MICROBIOLOGY AND IMMUNOLOGY ON-LINE

The possibility of a cure for HIV infection using HAART

As shown on the previous page, the combination of three drugs including a protease inhibitor can reduce the number of HIV particles to below detectable levels. This gave hope that, if HIV were not replicating in infected cells and therefore no more cells became infected, the infection might die out as the chronically-infected CD4+ T cells and macrophages turned over. In the blood, infected cells seemed to have a half life of about two weeks which would mean that all of these cells would disappear within 3 to 4 years provided that no further rounds of virus replication and infection occurred. Provided that the patient adhered strictly to the HAART regimen, this would seem to be achievable with the triple drug therapy.

However, it soon became clear that the infected short half life cells in the circulation were not the only ones in the body and other cells remained infected for much longer. Latently infected CD4+ T cells have been shown in patients that have exhibited long periods of undetectable virus in the bloodstream. It has now been shown (Finzi et al. Nat Med 5:512, 1999 and Zhang et al NEJM 1999) that these latently infected cells have a half life of 6 to 44 months and, moreover, there is a low persistent level of viral replication in patients treated with the HAART regimen. 
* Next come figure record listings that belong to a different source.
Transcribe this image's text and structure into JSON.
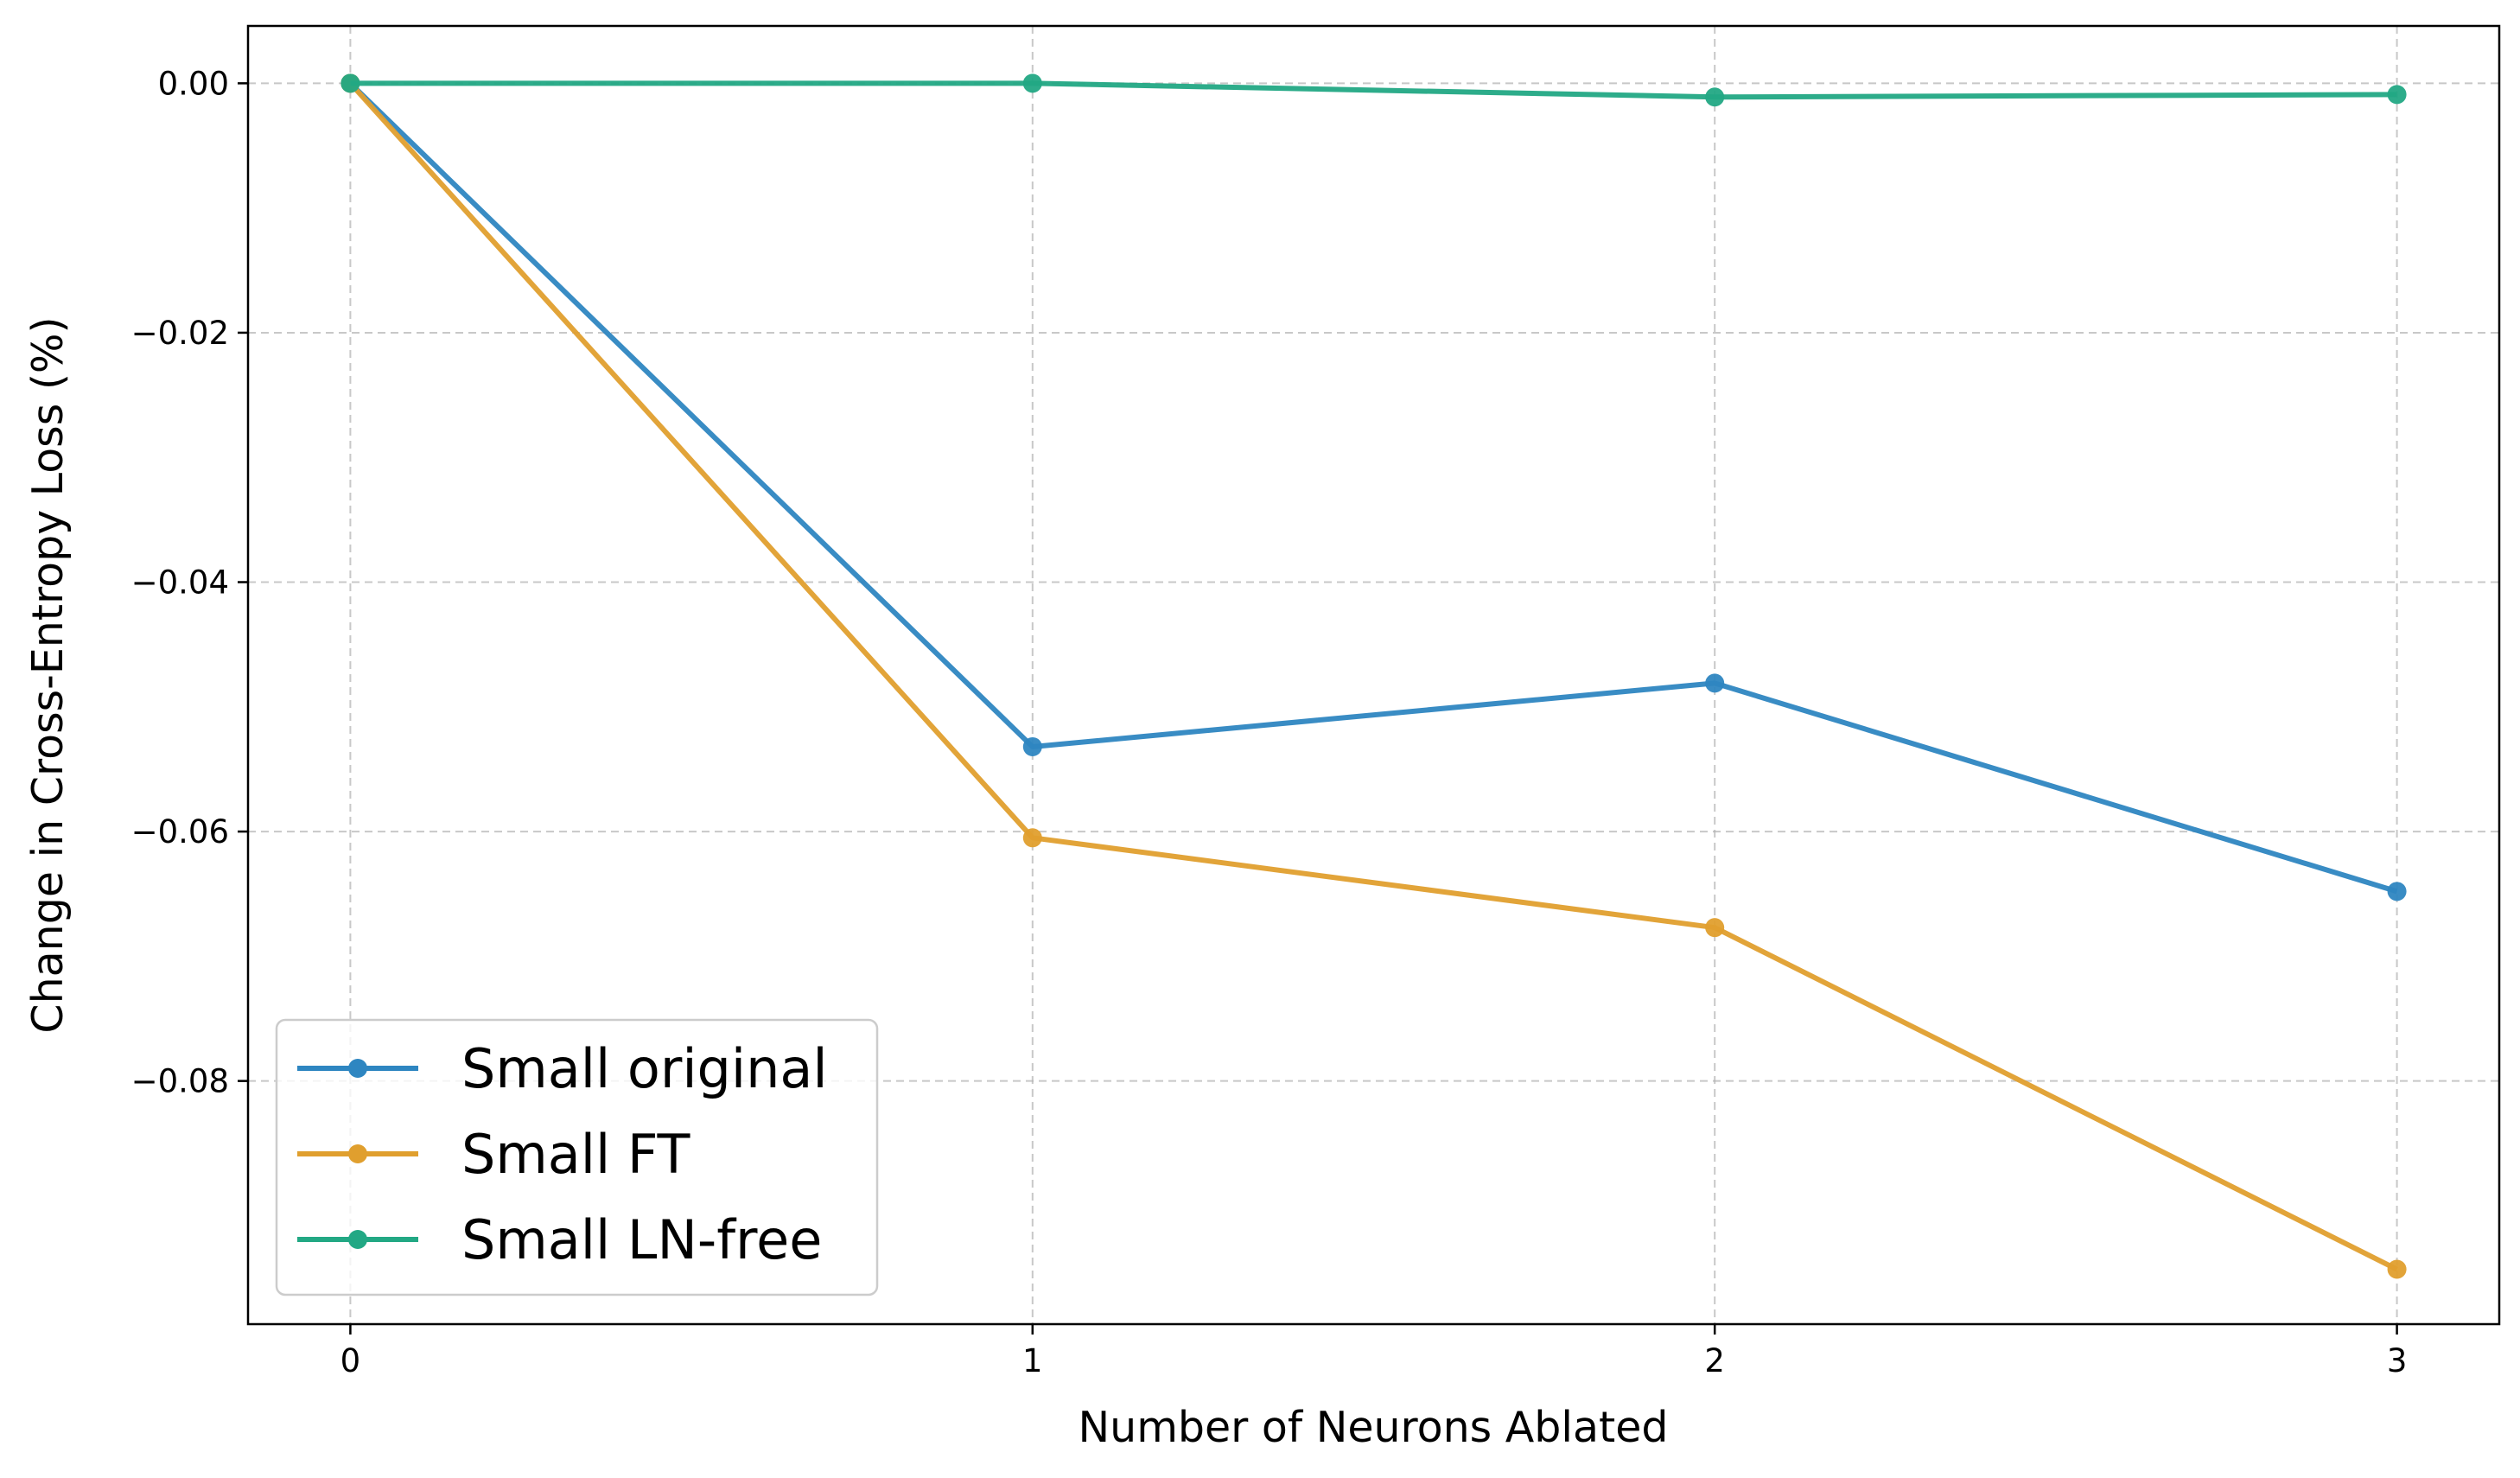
{
  "chart_data": {
    "type": "line",
    "title": "",
    "xlabel": "Number of Neurons Ablated",
    "ylabel": "Change in Cross-Entropy Loss (%)",
    "x": [
      0,
      1,
      2,
      3
    ],
    "x_tick_labels": [
      "0",
      "1",
      "2",
      "3"
    ],
    "y_ticks": [
      0.0,
      -0.02,
      -0.04,
      -0.06,
      -0.08
    ],
    "y_tick_labels": [
      "0.00",
      "−0.02",
      "−0.04",
      "−0.06",
      "−0.08"
    ],
    "xlim": [
      -0.15,
      3.15
    ],
    "ylim": [
      -0.0995,
      0.0046
    ],
    "grid": true,
    "grid_style": "dashed",
    "legend_position": "lower-left",
    "series": [
      {
        "name": "Small original",
        "color": "#2E86C1",
        "values": [
          0.0,
          -0.0532,
          -0.0481,
          -0.0648
        ]
      },
      {
        "name": "Small FT",
        "color": "#E09F2E",
        "values": [
          0.0,
          -0.0605,
          -0.0677,
          -0.0951
        ]
      },
      {
        "name": "Small LN-free",
        "color": "#22A884",
        "values": [
          0.0,
          0.0,
          -0.0011,
          -0.0009
        ]
      }
    ]
  }
}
cd4dynam.jpg (153441 bytes) Memory CD4+ T cells were found to be infected at a rate of 0.1 to 1 per million and this population of cells showed an extremely slow rate of decay. The half life of these cells was calculated at 43.9 months and it was concluded that current therapy is very unlikely to have a significant effect on this cell population. In situ hybridization of lymphoid tissue of a patient with HIV levels of below 50 copies per ml blood showed scattered infected cells. Evolution of the sequence of the surface protein was also shown, demonstrating that in these cells there is actual replication even when there is no detectable virus in the blood. The conclusion was reached that it would take from 10 to 60 years to eliminate HIV from the infected patient even assuming that HAART was effective a prohibiting infection of new cells.

How can this be overcome? Clearly, it is necessary to eliminate both those few cells that are replicating virus in the HAART-treated patients and those that are latently infected and are harboring provirus but not making viral proteins; the latter are the chronically-infected unactivated memory T cells. Natural turnover of these cells is not sufficient for purging the infected patient of virus but perhaps the virus could be turned on to replicate so that either it destroyed its host cell or the expressed proteins led to immune destruction of the infected cell. This would have to occur while blocking infection of new cells. Perhaps this could be done by using the cytokine, interleukin-2, to induce the chronically-infected cells to express virus at the same time as strengthening the immune respose to viral antigens. The immune response could also be strengthened using a vaccine or brief interruption of the anti-viral treatment.